Hereby two essential problems arise:
- How the data is transferred from the hospital to the data scientist and
- How the institution can ensure that the data is fully ‘anonymous’, meaning the privacy of its patients is thoroughly protected.
In regard to the first problem we need to address that in the past the usual process in data analysis was the transfer of data from its origin to the analysis. To ensure that no private information of patients is being leaked it was tried to anonymize or pseudonymize the data (which reduced the usability and credibility of data and was prone to error) or don’t even use data analysis in the first place.
A development platform with principles of Ethical AI as interface between Data Owner and Data Analyst
Because of new AI regulations and laws Companies and AI developers need processes and tools that can be used to assess and support compliance and truly develop trustworthy applications. A possible approach is using a software platform as an interface between data owner and data user.
A platform as an interface can solve several problems at once. Robust and certified processes are needed to securely build trusted applications and apply Machine Learning. The platform should implement guard rails and strict technical measures to ensure the highest level of data protection and data privacy and especially a clear understanding of responsibilities, roles, scopes and requirements. A software platform can help reduce the effort involved in tracking access rules, task assignments, and scoped development installments. Principles of Ethical AI are implemented directly into the development process itself. Backed by constant updates and a trustworthy enterprise support a safe long-term data strategy is ensured.
Following this proposal we apply the idea to our case: the hospital shares the data via a secure, closed instance – the development platform – with the data scientist. The analyst receives special user rights and access rules by the data owner and can work with the data without any movement by the data itself. The information is still stored in a data quarantine inside the hospital IT network. The analyst can then perform analytics, train Machine Learning algorithms and analyze results.
The previous course of action is reversed: the data is not being transferred to the analyst, but rather the analyst is getting to the data via the platform.
Differential Privacy provides mathematically guaranteed privacy
To achieve and truly fulfil a new standard of data privacy new innovative approaches, which must be jointly implemented, need to be used. For example, Differential Privacy is a strong, mathematical definition of privacy in machine learning analysis. It „mathematically guarantees that anyone seeing the result of a differentially private analysis will essentially make the same inference about any individual’s private information, whether or not that individual’s private information is included in the input to the analysis.”

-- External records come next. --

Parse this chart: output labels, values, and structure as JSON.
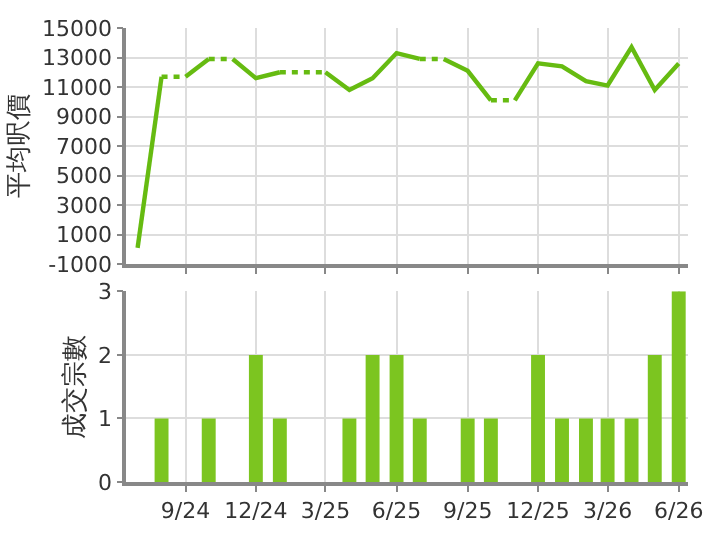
{
  "chart_data": [
    {
      "type": "line",
      "ylabel": "平均呎價",
      "xlim": [
        "2024-06-16",
        "2026-06-13"
      ],
      "ylim": [
        -1000,
        15000
      ],
      "yticks": [
        -1000,
        1000,
        3000,
        5000,
        7000,
        9000,
        11000,
        13000,
        15000
      ],
      "xticks": [
        {
          "value": "2024-09",
          "label": null
        },
        {
          "value": "2024-12",
          "label": null
        },
        {
          "value": "2025-03",
          "label": null
        },
        {
          "value": "2025-06",
          "label": null
        },
        {
          "value": "2025-09",
          "label": null
        },
        {
          "value": "2025-12",
          "label": null
        },
        {
          "value": "2026-03",
          "label": null
        },
        {
          "value": "2026-06",
          "label": null
        }
      ],
      "grid": true,
      "tick_labels": "y",
      "series": [
        {
          "color": "#66bb11",
          "line_style": "solid",
          "x": [
            "2024-07",
            "2024-08"
          ],
          "values": [
            100,
            11700
          ]
        },
        {
          "color": "#66bb11",
          "line_style": "dotted",
          "x": [
            "2024-08",
            "2024-09"
          ],
          "values": [
            11700,
            11700
          ]
        },
        {
          "color": "#66bb11",
          "line_style": "solid",
          "x": [
            "2024-09",
            "2024-10"
          ],
          "values": [
            11700,
            12900
          ]
        },
        {
          "color": "#66bb11",
          "line_style": "dotted",
          "x": [
            "2024-10",
            "2024-11"
          ],
          "values": [
            12900,
            12900
          ]
        },
        {
          "color": "#66bb11",
          "line_style": "solid",
          "x": [
            "2024-11",
            "2024-12",
            "2025-01"
          ],
          "values": [
            12900,
            11600,
            12000
          ]
        },
        {
          "color": "#66bb11",
          "line_style": "dotted",
          "x": [
            "2025-01",
            "2025-02",
            "2025-03"
          ],
          "values": [
            12000,
            12000,
            12000
          ]
        },
        {
          "color": "#66bb11",
          "line_style": "solid",
          "x": [
            "2025-03",
            "2025-04",
            "2025-05",
            "2025-06",
            "2025-07"
          ],
          "values": [
            12000,
            10800,
            11600,
            13300,
            12900
          ]
        },
        {
          "color": "#66bb11",
          "line_style": "dotted",
          "x": [
            "2025-07",
            "2025-08"
          ],
          "values": [
            12900,
            12900
          ]
        },
        {
          "color": "#66bb11",
          "line_style": "solid",
          "x": [
            "2025-08",
            "2025-09",
            "2025-10"
          ],
          "values": [
            12900,
            12100,
            10100
          ]
        },
        {
          "color": "#66bb11",
          "line_style": "dotted",
          "x": [
            "2025-10",
            "2025-11"
          ],
          "values": [
            10100,
            10100
          ]
        },
        {
          "color": "#66bb11",
          "line_style": "solid",
          "x": [
            "2025-11",
            "2025-12",
            "2026-01",
            "2026-02",
            "2026-03",
            "2026-04",
            "2026-05",
            "2026-06"
          ],
          "values": [
            10100,
            12600,
            12400,
            11400,
            11100,
            13700,
            10800,
            12600
          ]
        }
      ]
    },
    {
      "type": "bar",
      "ylabel": "成交宗數",
      "xlim": [
        "2024-06-16",
        "2026-06-13"
      ],
      "ylim": [
        0,
        3
      ],
      "yticks": [
        0,
        1,
        2,
        3
      ],
      "xticks": [
        {
          "value": "2024-09",
          "label": "9/24"
        },
        {
          "value": "2024-12",
          "label": "12/24"
        },
        {
          "value": "2025-03",
          "label": "3/25"
        },
        {
          "value": "2025-06",
          "label": "6/25"
        },
        {
          "value": "2025-09",
          "label": "9/25"
        },
        {
          "value": "2025-12",
          "label": "12/25"
        },
        {
          "value": "2026-03",
          "label": "3/26"
        },
        {
          "value": "2026-06",
          "label": "6/26"
        }
      ],
      "grid": true,
      "x": [
        "2024-08",
        "2024-09",
        "2024-10",
        "2024-11",
        "2024-12",
        "2025-01",
        "2025-02",
        "2025-03",
        "2025-04",
        "2025-05",
        "2025-06",
        "2025-07",
        "2025-08",
        "2025-09",
        "2025-10",
        "2025-11",
        "2025-12",
        "2026-01",
        "2026-02",
        "2026-03",
        "2026-04",
        "2026-05",
        "2026-06"
      ],
      "values": [
        1,
        0,
        1,
        0,
        2,
        1,
        0,
        0,
        1,
        2,
        2,
        1,
        0,
        1,
        1,
        0,
        2,
        1,
        1,
        1,
        1,
        2,
        3
      ],
      "color": "#7cc520"
    }
  ]
}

By using Differential Privacy, we as people (or the patients inside the hospital network), gain the ability to really control and govern the information leaked to external parties about our private information. By measuring the loss of privacy the data owner can properly oversee and control the data and the insights.
If we combine the principles of Differential Privacy with the idea of an holistic development platform as interface for data analytics and Machine Learning we can properly solve both proposed problems at once and create a secure and robust foundation for Research & Development in healthcare.
Gradient Zero is currently working together with the Clinic of Radiology und Nuclear Medicine of a large University Clinic on the integration of our own AI development platform DQ0. With DQ0 as the secure data quarantine and interface between sensitive patient data and external data analysts we ensure highest privacy standards and compliance and offer a secure environment for the development of Machine Learning and advanced analytics.